À ses yeux, depuis 2014, Pristina n’a eu de cesse de formuler des menaces quant à la création d’une armée du Kosovo. Déjà à l’époque, s’est-il remémoré, le Secrétaire général en exercice, M. Ban Ki-moon, avait indiqué qu’une telle création s’inscrirait en violation de la résolution 1244 (2018). « De quel document prétendent-ils faire découler leur droit souverain à former leur propre armée? Où cela est-il écrit? », s’est interrogé M. Vučić, avant d’ajouter: « Je peux vous donner la réponse: nulle part! ».
D’ailleurs, ce droit n’est même pas mentionné dans la Constitution du Kosovo, a poursuivi M. Vučić, tout en précisant que la Serbie ne reconnaissait pas cette Constitution. Néanmoins, selon ce texte, tout amendement à la Constitution suppose un vote à la majorité des deux tiers de l’Assemblée du Kosovo, vote qui n’a pas eu lieu préalablement à l’annonce de la création d’une armée kosovare. « Ils n’ont donc même pas respecté leur propre Constitution », a ironisé le Président serbe.
Dénonçant l’appui fourni à Pristina par l’Union européenne (UE), M. Vučić a affirmé que le Kosovo était « officiellement » le territoire où le taux de retour des personnes déplacées était le plus faible, à savoir, selon lui, 1,5% seulement des déplacés. « Chose assez inouï », le Conseil de sécurité ne se préoccupe pas du tout de savoir pourquoi ce taux est aussi faible, a regretté M. Vučić, avant d’accuser Pristina de violer également les accords signés entre la Serbie et d’autre pays.
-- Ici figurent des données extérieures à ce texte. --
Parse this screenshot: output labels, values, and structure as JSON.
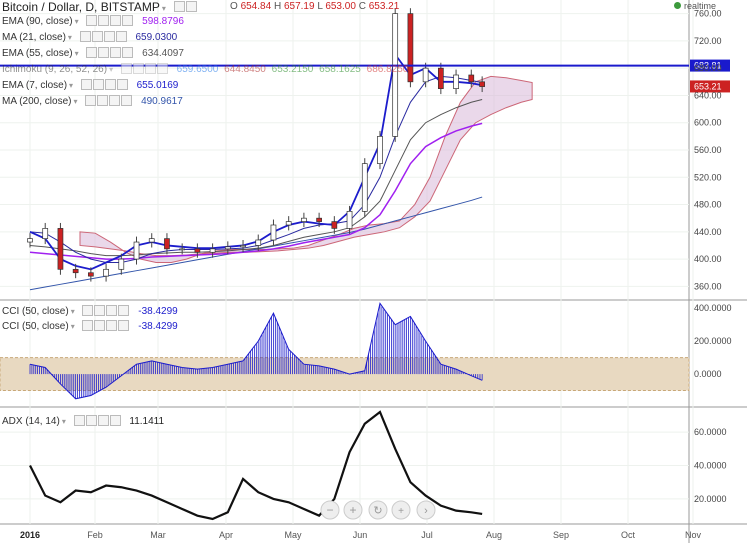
{
  "header": {
    "symbol": "Bitcoin / Dollar, D, BITSTAMP",
    "ohlc": {
      "O_label": "O",
      "O": "654.84",
      "H_label": "H",
      "H": "657.19",
      "L_label": "L",
      "L": "653.00",
      "C_label": "C",
      "C": "653.21"
    },
    "realtime_label": "realtime"
  },
  "legend": {
    "ema90": {
      "label": "EMA (90, close)",
      "value": "598.8796",
      "color": "#a020f0"
    },
    "ma21": {
      "label": "MA (21, close)",
      "value": "659.0300",
      "color": "#2a2aa0"
    },
    "ema55": {
      "label": "EMA (55, close)",
      "value": "634.4097",
      "color": "#555555"
    },
    "ichimoku": {
      "label": "Ichimoku (9, 26, 52, 26)",
      "values": [
        "659.6500",
        "644.8450",
        "653.2150",
        "658.1625",
        "686.8250"
      ]
    },
    "ema7": {
      "label": "EMA (7, close)",
      "value": "655.0169",
      "color": "#1c1ccc"
    },
    "ma200": {
      "label": "MA (200, close)",
      "value": "490.9617",
      "color": "#3355aa"
    },
    "cci1": {
      "label": "CCI (50, close)",
      "value": "-38.4299"
    },
    "cci2": {
      "label": "CCI (50, close)",
      "value": "-38.4299"
    },
    "adx": {
      "label": "ADX (14, 14)",
      "value": "11.1411"
    }
  },
  "price_axis": {
    "ticks": [
      "760.00",
      "720.00",
      "680.00",
      "640.00",
      "600.00",
      "560.00",
      "520.00",
      "480.00",
      "440.00",
      "400.00",
      "360.00"
    ]
  },
  "price_tags": [
    {
      "value": "683.81",
      "color": "#1a1acc"
    },
    {
      "value": "653.21",
      "color": "#cc2222"
    }
  ],
  "cci_axis": {
    "ticks": [
      "400.0000",
      "200.0000",
      "0.0000"
    ]
  },
  "adx_axis": {
    "ticks": [
      "60.0000",
      "40.0000",
      "20.0000"
    ]
  },
  "time_axis": {
    "labels": [
      "2016",
      "Feb",
      "Mar",
      "Apr",
      "May",
      "Jun",
      "Jul",
      "Aug",
      "Sep",
      "Oct",
      "Nov"
    ]
  },
  "chart_data": [
    {
      "type": "candlestick",
      "title": "Bitcoin / Dollar, D, BITSTAMP",
      "x": [
        "2016",
        "Feb",
        "Mar",
        "Apr",
        "May",
        "Jun",
        "Jul",
        "Aug",
        "Sep",
        "Oct",
        "Nov"
      ],
      "ylim": [
        340,
        780
      ],
      "close_series": [
        {
          "x": "2016-01-01",
          "y": 430
        },
        {
          "x": "2016-01-08",
          "y": 445
        },
        {
          "x": "2016-01-15",
          "y": 385
        },
        {
          "x": "2016-01-22",
          "y": 380
        },
        {
          "x": "2016-01-29",
          "y": 375
        },
        {
          "x": "2016-02-05",
          "y": 385
        },
        {
          "x": "2016-02-12",
          "y": 400
        },
        {
          "x": "2016-02-19",
          "y": 425
        },
        {
          "x": "2016-02-26",
          "y": 430
        },
        {
          "x": "2016-03-04",
          "y": 415
        },
        {
          "x": "2016-03-11",
          "y": 415
        },
        {
          "x": "2016-03-18",
          "y": 410
        },
        {
          "x": "2016-03-25",
          "y": 415
        },
        {
          "x": "2016-04-01",
          "y": 418
        },
        {
          "x": "2016-04-08",
          "y": 420
        },
        {
          "x": "2016-04-15",
          "y": 428
        },
        {
          "x": "2016-04-22",
          "y": 450
        },
        {
          "x": "2016-04-29",
          "y": 455
        },
        {
          "x": "2016-05-06",
          "y": 460
        },
        {
          "x": "2016-05-13",
          "y": 455
        },
        {
          "x": "2016-05-20",
          "y": 445
        },
        {
          "x": "2016-05-27",
          "y": 470
        },
        {
          "x": "2016-06-03",
          "y": 540
        },
        {
          "x": "2016-06-10",
          "y": 580
        },
        {
          "x": "2016-06-17",
          "y": 760
        },
        {
          "x": "2016-06-24",
          "y": 660
        },
        {
          "x": "2016-07-01",
          "y": 680
        },
        {
          "x": "2016-07-08",
          "y": 650
        },
        {
          "x": "2016-07-15",
          "y": 670
        },
        {
          "x": "2016-07-22",
          "y": 660
        },
        {
          "x": "2016-07-27",
          "y": 653
        }
      ],
      "indicators": {
        "ema7": [
          440,
          430,
          400,
          390,
          385,
          395,
          405,
          420,
          425,
          420,
          418,
          416,
          416,
          418,
          420,
          426,
          440,
          450,
          455,
          452,
          450,
          470,
          520,
          570,
          700,
          670,
          680,
          660,
          660,
          658,
          655
        ],
        "ma21": [
          440,
          438,
          425,
          410,
          400,
          395,
          395,
          400,
          408,
          412,
          414,
          414,
          414,
          415,
          416,
          420,
          428,
          436,
          445,
          450,
          452,
          456,
          480,
          520,
          580,
          630,
          660,
          668,
          666,
          662,
          659
        ],
        "ema55": [
          420,
          418,
          415,
          412,
          408,
          405,
          405,
          406,
          408,
          409,
          410,
          410,
          411,
          412,
          414,
          416,
          420,
          426,
          432,
          436,
          440,
          446,
          462,
          485,
          530,
          575,
          600,
          612,
          622,
          630,
          634
        ],
        "ema90": [
          410,
          408,
          406,
          404,
          402,
          400,
          400,
          401,
          403,
          404,
          405,
          406,
          407,
          408,
          410,
          412,
          415,
          419,
          424,
          428,
          432,
          436,
          446,
          465,
          500,
          540,
          565,
          578,
          588,
          595,
          599
        ],
        "ma200": [
          355,
          359,
          363,
          367,
          371,
          375,
          379,
          383,
          387,
          391,
          395,
          399,
          403,
          407,
          411,
          415,
          419,
          423,
          427,
          431,
          435,
          439,
          444,
          450,
          456,
          462,
          468,
          474,
          480,
          486,
          491
        ]
      },
      "horizontal_lines": [
        683.81,
        653.21
      ]
    },
    {
      "type": "line",
      "title": "CCI (50, close)",
      "ylim": [
        -200,
        450
      ],
      "band": [
        -100,
        100
      ],
      "values": [
        60,
        40,
        -60,
        -150,
        -130,
        -80,
        -10,
        60,
        80,
        60,
        40,
        30,
        40,
        60,
        80,
        200,
        370,
        150,
        60,
        50,
        30,
        0,
        20,
        430,
        300,
        350,
        200,
        60,
        30,
        -10,
        -38
      ]
    },
    {
      "type": "line",
      "title": "ADX (14, 14)",
      "ylim": [
        5,
        75
      ],
      "values": [
        40,
        22,
        18,
        25,
        24,
        28,
        27,
        25,
        22,
        18,
        14,
        10,
        8,
        12,
        32,
        24,
        20,
        18,
        14,
        10,
        20,
        48,
        65,
        72,
        50,
        30,
        22,
        16,
        13,
        12,
        11
      ]
    }
  ]
}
Face aux accusations selon lesquelles Belgrade aurait lancé une campagne pour ne pas reconnaître l’indépendance du Kosovo, M. Vučić a réaffirmé que son pays avait œuvré en toute bonne foi dans le cadre des accords signés. « Quelqu’un doit leur dire d’arrêter! », a martelé le Président serbe. « Les mesures qu’ils ont prises ne sont pas cohérentes avec le XXIe siècle, pour le dire de façon très légère ».
S’agissant du retour à la table des négociations, M. Vučić a dénoncé les conditions préalables, selon lui déraisonnables, formulées par Pristina pour entamer le dialogue, à savoir la reconnaissance de l’indépendance du Kosovo d’après les frontières voulues par Pristina et sans rien changer à sa vision d’un État unitaire. « Si la Serbie n’obtient rien en retour, sur quoi va porter le dialogue à venir, la couleur des billes avec lesquelles les enfants vont jouer dans les cours de récréation? », a ironisé le Président serbe.
M. Vučić s’est dit toutefois prêt à rouvrir le dialogue. À cette fin, il a appelé Pristina à faire marche arrière sur les droits de douane. Il a également exhorté l’ONU à peser davantage sur les négociations. S’adressant ensuite en serbe au peuple serbe résidant au Kosovo, le Président de la Serbie a déclaré: « Depuis cette séance officielle du Conseil de sécurité des Nations Unies, je souhaite vous dire que face aux tortures qui sont votre lot, la Serbie vous défendra toujours ».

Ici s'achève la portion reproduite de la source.